NOTE: This Order does not change or affect prohibited person laws. If you were prohibited before, then purchasing or possessing ammunition can be prosecuted as a serious crime.

WILL THE DEFENDANTS APPEAL?

Whichever side ultimately loses — and, based on this Order, the State is going to lose big time — will undoubtedly appeal. But the question is, “when?” Since interlocutory appeals are reviewed under a deferential (to the trial judge) standard (“abuse of discretion“) — the State’s interlocutory appeal on magazines, for example, didn’t go well for them — it’s possible the State will wait for the final judgment and appeal with a complete record. But the State might think that, in the 9th Circuit, there’s no better time than now. So: An appeal is not guaranteed at this stage. But it’s possible. Stay tuned.

WHAT’S NEXT IN THIS CASE?

If the defendants are going to file an appeal from the order granting the preliminary injunction, then expect them to make some moves today (4/24/20) or very soon. They could, for example, seek a stay or injunction pending appeal.
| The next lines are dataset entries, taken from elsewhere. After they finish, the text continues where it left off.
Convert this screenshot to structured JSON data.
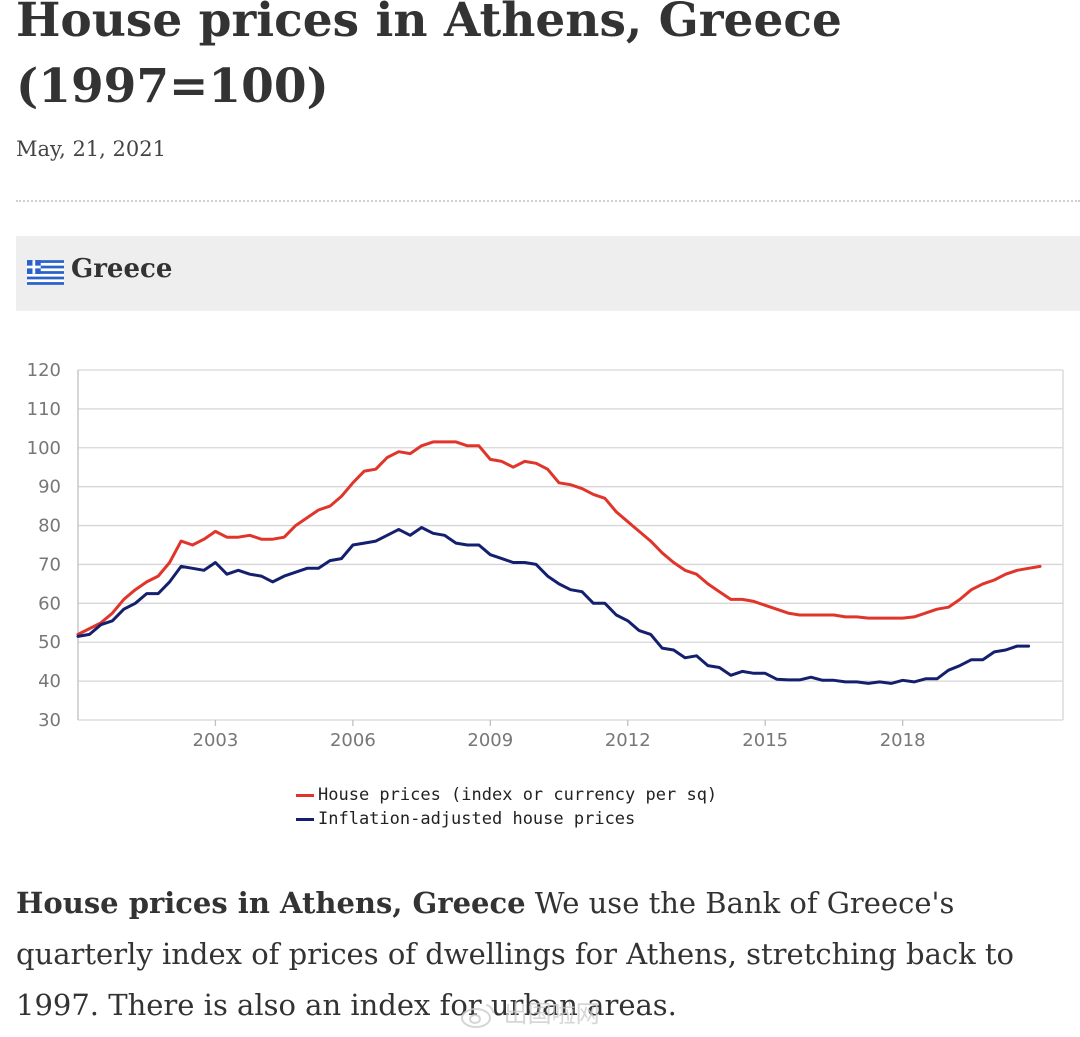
{
  "page": {
    "title": "House prices in Athens, Greece (1997=100)",
    "date": "May, 21, 2021",
    "country": "Greece",
    "description_lead": "House prices in Athens, Greece",
    "description_body": " We use the Bank of Greece's quarterly index of prices of dwellings for Athens, stretching back to 1997. There is also an index for urban areas.",
    "watermark": "出国啦网"
  },
  "colors": {
    "house_prices": "#e0352b",
    "inflation_adjusted": "#14206e",
    "grid": "#d6d6d6",
    "axis_text": "#777777",
    "country_bar": "#eeeeee"
  },
  "icons": {
    "flag": "greece-flag-icon",
    "watermark": "weibo-icon"
  },
  "chart_data": {
    "type": "line",
    "title": "",
    "xlabel": "",
    "ylabel": "",
    "x_start": 2000.0,
    "x_step": 0.25,
    "xlim": [
      2000.0,
      2021.5
    ],
    "ylim": [
      30,
      120
    ],
    "y_ticks": [
      "30",
      "40",
      "50",
      "60",
      "70",
      "80",
      "90",
      "100",
      "110",
      "120"
    ],
    "x_ticks": [
      "2003",
      "2006",
      "2009",
      "2012",
      "2015",
      "2018"
    ],
    "grid": true,
    "legend_position": "bottom-center",
    "series": [
      {
        "name": "House prices (index or currency per sq)",
        "values": [
          52,
          53.5,
          55,
          57.5,
          61,
          63.5,
          65.5,
          67,
          70.5,
          76,
          75,
          76.5,
          78.5,
          77,
          77,
          77.5,
          76.5,
          76.5,
          77,
          80,
          82,
          84,
          85,
          87.5,
          91,
          94,
          94.5,
          97.5,
          99,
          98.5,
          100.5,
          101.5,
          101.5,
          101.5,
          100.5,
          100.5,
          97,
          96.5,
          95,
          96.5,
          96,
          94.5,
          91,
          90.5,
          89.5,
          88,
          87,
          83.5,
          81,
          78.5,
          76,
          73,
          70.5,
          68.5,
          67.5,
          65,
          63,
          61,
          61,
          60.5,
          59.5,
          58.5,
          57.5,
          57,
          57,
          57,
          57,
          56.5,
          56.5,
          56.2,
          56.2,
          56.2,
          56.2,
          56.5,
          57.5,
          58.5,
          59,
          61,
          63.5,
          65,
          66,
          67.5,
          68.5,
          69,
          69.5
        ]
      },
      {
        "name": "Inflation-adjusted house prices",
        "values": [
          51.5,
          52,
          54.5,
          55.5,
          58.5,
          60,
          62.5,
          62.5,
          65.5,
          69.5,
          69,
          68.5,
          70.5,
          67.5,
          68.5,
          67.5,
          67,
          65.5,
          67,
          68,
          69,
          69,
          71,
          71.5,
          75,
          75.5,
          76,
          77.5,
          79,
          77.5,
          79.5,
          78,
          77.5,
          75.5,
          75,
          75,
          72.5,
          71.5,
          70.5,
          70.5,
          70,
          67,
          65,
          63.5,
          63,
          60,
          60,
          57,
          55.5,
          53,
          52,
          48.5,
          48,
          46,
          46.5,
          44,
          43.5,
          41.5,
          42.5,
          42,
          42,
          40.5,
          40.3,
          40.3,
          41,
          40.2,
          40.2,
          39.8,
          39.8,
          39.4,
          39.8,
          39.4,
          40.2,
          39.8,
          40.6,
          40.6,
          42.8,
          44,
          45.5,
          45.5,
          47.5,
          48,
          49,
          49
        ]
      }
    ]
  }
}
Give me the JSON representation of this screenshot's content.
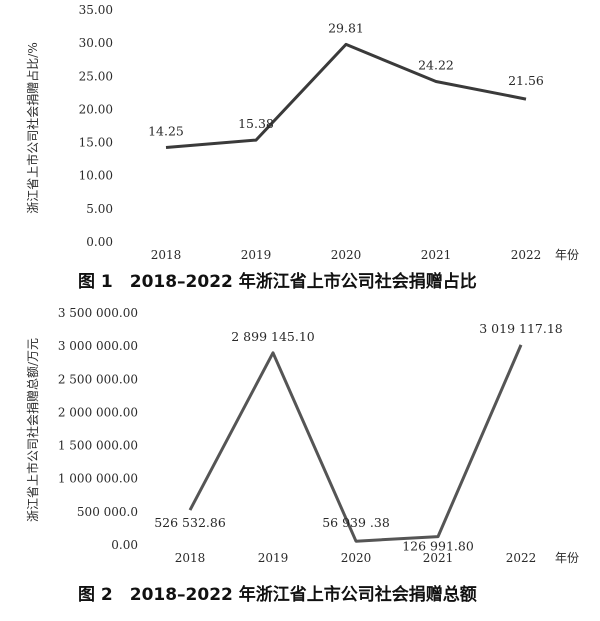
{
  "chart_data": [
    {
      "type": "line",
      "title": "图 1　2018–2022 年浙江省上市公司社会捐赠占比",
      "ylabel": "浙江省上市公司社会捐赠占比/%",
      "x_unit": "年份",
      "categories": [
        "2018",
        "2019",
        "2020",
        "2021",
        "2022"
      ],
      "values": [
        14.25,
        15.38,
        29.81,
        24.22,
        21.56
      ],
      "value_labels": [
        "14.25",
        "15.38",
        "29.81",
        "24.22",
        "21.56"
      ],
      "ylim": [
        0,
        35
      ],
      "yticks": [
        "0.00",
        "5.00",
        "10.00",
        "15.00",
        "20.00",
        "25.00",
        "30.00",
        "35.00"
      ],
      "line_color": "#3a3a3a",
      "grid": false
    },
    {
      "type": "line",
      "title": "图 2　2018–2022 年浙江省上市公司社会捐赠总额",
      "ylabel": "浙江省上市公司社会捐赠总额/万元",
      "x_unit": "年份",
      "categories": [
        "2018",
        "2019",
        "2020",
        "2021",
        "2022"
      ],
      "values": [
        526532.86,
        2899145.1,
        56939.38,
        126991.8,
        3019117.18
      ],
      "value_labels": [
        "526 532.86",
        "2 899 145.10",
        "56 939 .38",
        "126 991.80",
        "3 019 117.18"
      ],
      "ylim": [
        0,
        3500000
      ],
      "yticks": [
        "0.00",
        "500 000.0",
        "1 000 000.00",
        "1 500 000.00",
        "2 000 000.00",
        "2 500 000.00",
        "3 000 000.00",
        "3 500 000.00"
      ],
      "line_color": "#555555",
      "grid": false
    }
  ]
}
Alternatively, they might try to work something out with the plaintiffs, and/or ask Judge Benitez to order some kind of stipulated relief until their interlocutory appeal is disposed of.

Note: The 9th Circuit motions panel for April isn’t ideal for Second Amendment supporters, so it’s possible some kind of stay might be negotiated or ordered in order to mitigate some risk of more adverse outcomes.
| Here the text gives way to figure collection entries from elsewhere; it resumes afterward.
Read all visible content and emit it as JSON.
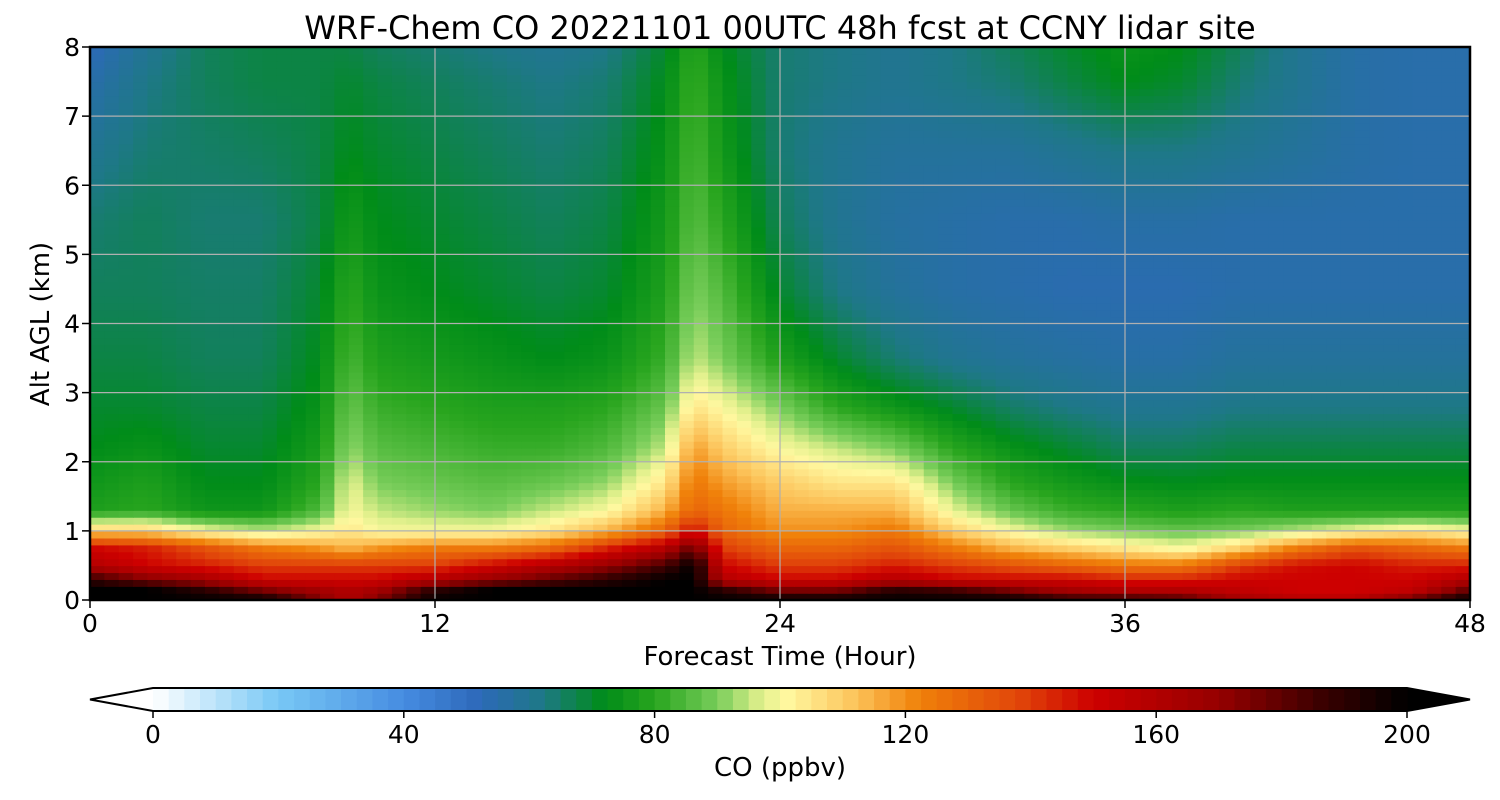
{
  "chart_data": {
    "type": "heatmap",
    "title": "WRF-Chem CO  20221101 00UTC 48h fcst at CCNY lidar site",
    "xlabel": "Forecast Time (Hour)",
    "ylabel": "Alt AGL (km)",
    "xlim": [
      0,
      48
    ],
    "ylim": [
      0,
      8
    ],
    "xticks": [
      "0",
      "12",
      "24",
      "36",
      "48"
    ],
    "yticks": [
      "0",
      "1",
      "2",
      "3",
      "4",
      "5",
      "6",
      "7",
      "8"
    ],
    "grid": true,
    "x": [
      0,
      2,
      4,
      6,
      8,
      9,
      10,
      12,
      14,
      16,
      18,
      20,
      21,
      22,
      24,
      26,
      28,
      30,
      32,
      34,
      36,
      38,
      40,
      42,
      44,
      46,
      48
    ],
    "y": [
      0,
      0.15,
      0.3,
      0.5,
      0.75,
      1,
      1.3,
      1.7,
      2.2,
      2.8,
      3.5,
      4.5,
      5.5,
      6.5,
      7.5,
      8
    ],
    "z": [
      [
        200,
        200,
        200,
        200,
        175,
        160,
        175,
        200,
        200,
        200,
        200,
        200,
        200,
        200,
        200,
        200,
        200,
        200,
        200,
        190,
        190,
        185,
        165,
        158,
        158,
        180,
        200
      ],
      [
        200,
        200,
        190,
        175,
        165,
        160,
        165,
        190,
        200,
        200,
        200,
        200,
        200,
        190,
        175,
        175,
        190,
        185,
        175,
        165,
        160,
        160,
        155,
        150,
        150,
        155,
        180
      ],
      [
        190,
        175,
        165,
        150,
        150,
        150,
        150,
        160,
        170,
        180,
        190,
        200,
        200,
        160,
        150,
        150,
        160,
        150,
        150,
        150,
        145,
        145,
        150,
        150,
        150,
        150,
        160
      ],
      [
        160,
        150,
        145,
        140,
        140,
        140,
        140,
        140,
        150,
        160,
        170,
        185,
        200,
        150,
        140,
        140,
        145,
        140,
        135,
        130,
        125,
        125,
        140,
        148,
        150,
        145,
        145
      ],
      [
        150,
        145,
        135,
        125,
        120,
        115,
        120,
        125,
        125,
        130,
        145,
        160,
        180,
        140,
        130,
        130,
        135,
        125,
        115,
        110,
        105,
        100,
        110,
        125,
        135,
        130,
        125
      ],
      [
        110,
        110,
        100,
        95,
        100,
        105,
        100,
        100,
        100,
        105,
        115,
        130,
        150,
        130,
        120,
        120,
        125,
        110,
        100,
        93,
        90,
        88,
        90,
        95,
        100,
        105,
        100
      ],
      [
        78,
        80,
        75,
        75,
        85,
        100,
        95,
        92,
        90,
        95,
        100,
        115,
        130,
        125,
        115,
        115,
        115,
        98,
        88,
        82,
        80,
        78,
        80,
        78,
        78,
        78,
        78
      ],
      [
        75,
        78,
        72,
        72,
        80,
        98,
        90,
        88,
        86,
        88,
        92,
        105,
        125,
        118,
        110,
        105,
        105,
        90,
        80,
        76,
        73,
        72,
        73,
        73,
        73,
        73,
        73
      ],
      [
        72,
        74,
        70,
        70,
        77,
        92,
        86,
        84,
        82,
        82,
        85,
        95,
        118,
        110,
        100,
        95,
        90,
        80,
        74,
        70,
        66,
        66,
        68,
        68,
        68,
        68,
        68
      ],
      [
        70,
        70,
        68,
        68,
        74,
        88,
        82,
        80,
        78,
        78,
        80,
        88,
        105,
        100,
        90,
        80,
        75,
        70,
        65,
        62,
        60,
        60,
        62,
        62,
        62,
        62,
        62
      ],
      [
        68,
        68,
        66,
        66,
        72,
        84,
        78,
        76,
        74,
        72,
        74,
        82,
        95,
        90,
        78,
        70,
        64,
        60,
        58,
        57,
        56,
        56,
        58,
        58,
        58,
        58,
        58
      ],
      [
        66,
        66,
        65,
        65,
        70,
        80,
        74,
        72,
        70,
        68,
        70,
        78,
        90,
        85,
        70,
        62,
        58,
        56,
        55,
        54,
        54,
        54,
        55,
        55,
        55,
        55,
        55
      ],
      [
        64,
        66,
        64,
        64,
        68,
        76,
        72,
        70,
        68,
        66,
        68,
        76,
        86,
        80,
        66,
        60,
        57,
        56,
        55,
        55,
        56,
        56,
        55,
        55,
        55,
        55,
        55
      ],
      [
        60,
        64,
        65,
        66,
        68,
        72,
        70,
        68,
        66,
        64,
        66,
        74,
        84,
        76,
        64,
        60,
        58,
        58,
        58,
        60,
        62,
        62,
        60,
        58,
        56,
        55,
        55
      ],
      [
        55,
        62,
        66,
        68,
        68,
        70,
        68,
        66,
        64,
        62,
        64,
        72,
        82,
        74,
        64,
        62,
        60,
        62,
        64,
        68,
        72,
        70,
        64,
        60,
        56,
        55,
        55
      ],
      [
        52,
        60,
        66,
        68,
        68,
        68,
        66,
        64,
        62,
        60,
        62,
        70,
        80,
        72,
        64,
        62,
        60,
        62,
        66,
        70,
        74,
        72,
        66,
        60,
        56,
        55,
        55
      ]
    ],
    "colorbar": {
      "label": "CO  (ppbv)",
      "min": 0,
      "max": 200,
      "ticks": [
        "0",
        "40",
        "80",
        "120",
        "160",
        "200"
      ],
      "extend": "both"
    }
  }
}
WHAT ELSE SHOULD PEOPLE KNOW?

1) FPC and some of our litigation partners currently have a motion for preliminary injunction challenging California’s ban on so-called “assault weapons” currently pending before Judge Benitez. For more on that case, see firearmspolicy.org/miller.

2) California Governor Gavin Newsom lost again.

On behalf of our entire FPC Team, congratulations to the People of California, Michel & Associates, and CRPA for this excellent win!